Except, of course, they won’t. Stuff happens over the course of a quadrennium. As much as these athletes don’t want to believe it, as much as they’ll tell you it’s all about the process, most bodies aren’t likely to stay in competitive shape.
The hype this time was all about Michelle Kwan, Sasha Cohen, Apolo Ohno, Shaun White and Bode Miller. The hype next time may be about Kimmie Meissner, Ted Ligety and four or five teenagers who mean nothing to you right now.
Vancouver figures to be better than Turin, frankly, though the mountains in Whistler will be just as far away as those in Sestriere. The Winter Games will regain some of those lost ratings and popularity, if only because of the friendlier time zone.
Fewer tape delays on NBC. A greater sense of immediacy. A hometown advantage. Canada is already aiming to win the medals count, but we all know the arenas will be filled with just as many Americans.
Here’s a look at each sport, and a first guess how the U.S. can expect to fare in each discipline in 2010:
Cohen insists for now that she will continue toward Vancouver, with no guarantee she will make it that far. Look for Meissner to become America’s darling by then, with possible backup from Emily Hughes and a teenager to be named later. The favorite in the clubhouse, though, is Mao Asada of Japan.
If Tanith Belbin and Ben Agosto want to keep skating competitively, they can be the No. 1 dance team in the world by 2010.
As for the men, Johnny Weir, 21, has promised a joyous return. “I’m just a baby,” he said. Weir is the best quote at the Olympics, and may be one of the favorites for 2010. But Yevgeny Plushenko says he’s coming back, too.
The women’s Alpine team has a way of turning over every couple years, though it would be nice to think that Lindsey Kildow would get another shot at the downhill after her terrible crash here in a training run.

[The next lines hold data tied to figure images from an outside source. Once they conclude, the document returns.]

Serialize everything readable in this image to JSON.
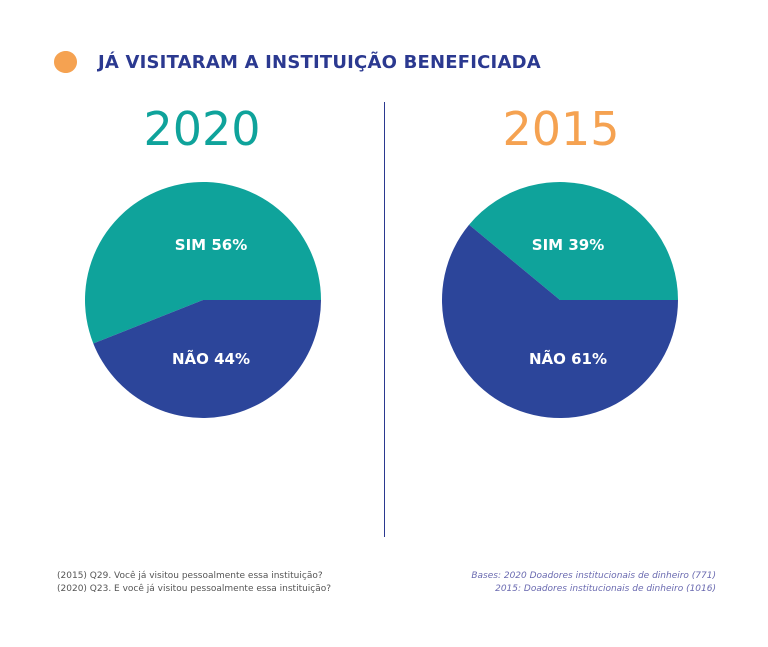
{
  "title": "JÁ VISITARAM A INSTITUIÇÃO BENEFICIADA",
  "colors": {
    "sim": "#0fa39b",
    "nao": "#2c459a",
    "accent_2020": "#0fa39b",
    "accent_2015": "#f5a251",
    "bullet": "#f5a251"
  },
  "chart_data": [
    {
      "type": "pie",
      "title": "2020",
      "slices": [
        {
          "label": "SIM 56%",
          "category": "SIM",
          "value": 56,
          "color": "#0fa39b"
        },
        {
          "label": "NÃO 44%",
          "category": "NÃO",
          "value": 44,
          "color": "#2c459a"
        }
      ]
    },
    {
      "type": "pie",
      "title": "2015",
      "slices": [
        {
          "label": "SIM 39%",
          "category": "SIM",
          "value": 39,
          "color": "#0fa39b"
        },
        {
          "label": "NÃO 61%",
          "category": "NÃO",
          "value": 61,
          "color": "#2c459a"
        }
      ]
    }
  ],
  "footnotes": {
    "questions": [
      "(2015) Q29. Você já visitou pessoalmente essa instituição?",
      "(2020) Q23. E você já visitou pessoalmente essa instituição?"
    ],
    "bases": [
      "Bases: 2020 Doadores institucionais de dinheiro (771)",
      "2015: Doadores institucionais de dinheiro (1016)"
    ]
  }
}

You won’t recognize the U.S. men’s team next time around. The old, grizzled grumps will all be gone, replaced by the kids coming up from last year's World Junior championship team.
The women have already turned over their roster, for the most part, and will build on their bronze medal and around their University of Minnesota core group. Say goodbye to Angela Ruggiero, a three-time Olympian.
We can’t do much better in this stuff. Halfpiper Shaun White will be 23, and can’t possibly be as flexible as he is now. But he’s so much better than everybody else right now, he can afford to slip a bit.
If you expect this to be the Shani and Chad show in 2010, you’ll be as sadly disappointed as Hedrick. Speed skaters rarely endure at the top for more than two or three years. Again, a new generation of new names will make itself known, but no sooner than 2009. For the men, that’s a shame. For the women, that can only be good news.
The other sports
Just remember this, as we float from continent to continent, Olympics to Olympics: The faces may change, but the sports dynasties remain the same. If we stunk at it in Turin, we’ll probably stink at it in Vancouver.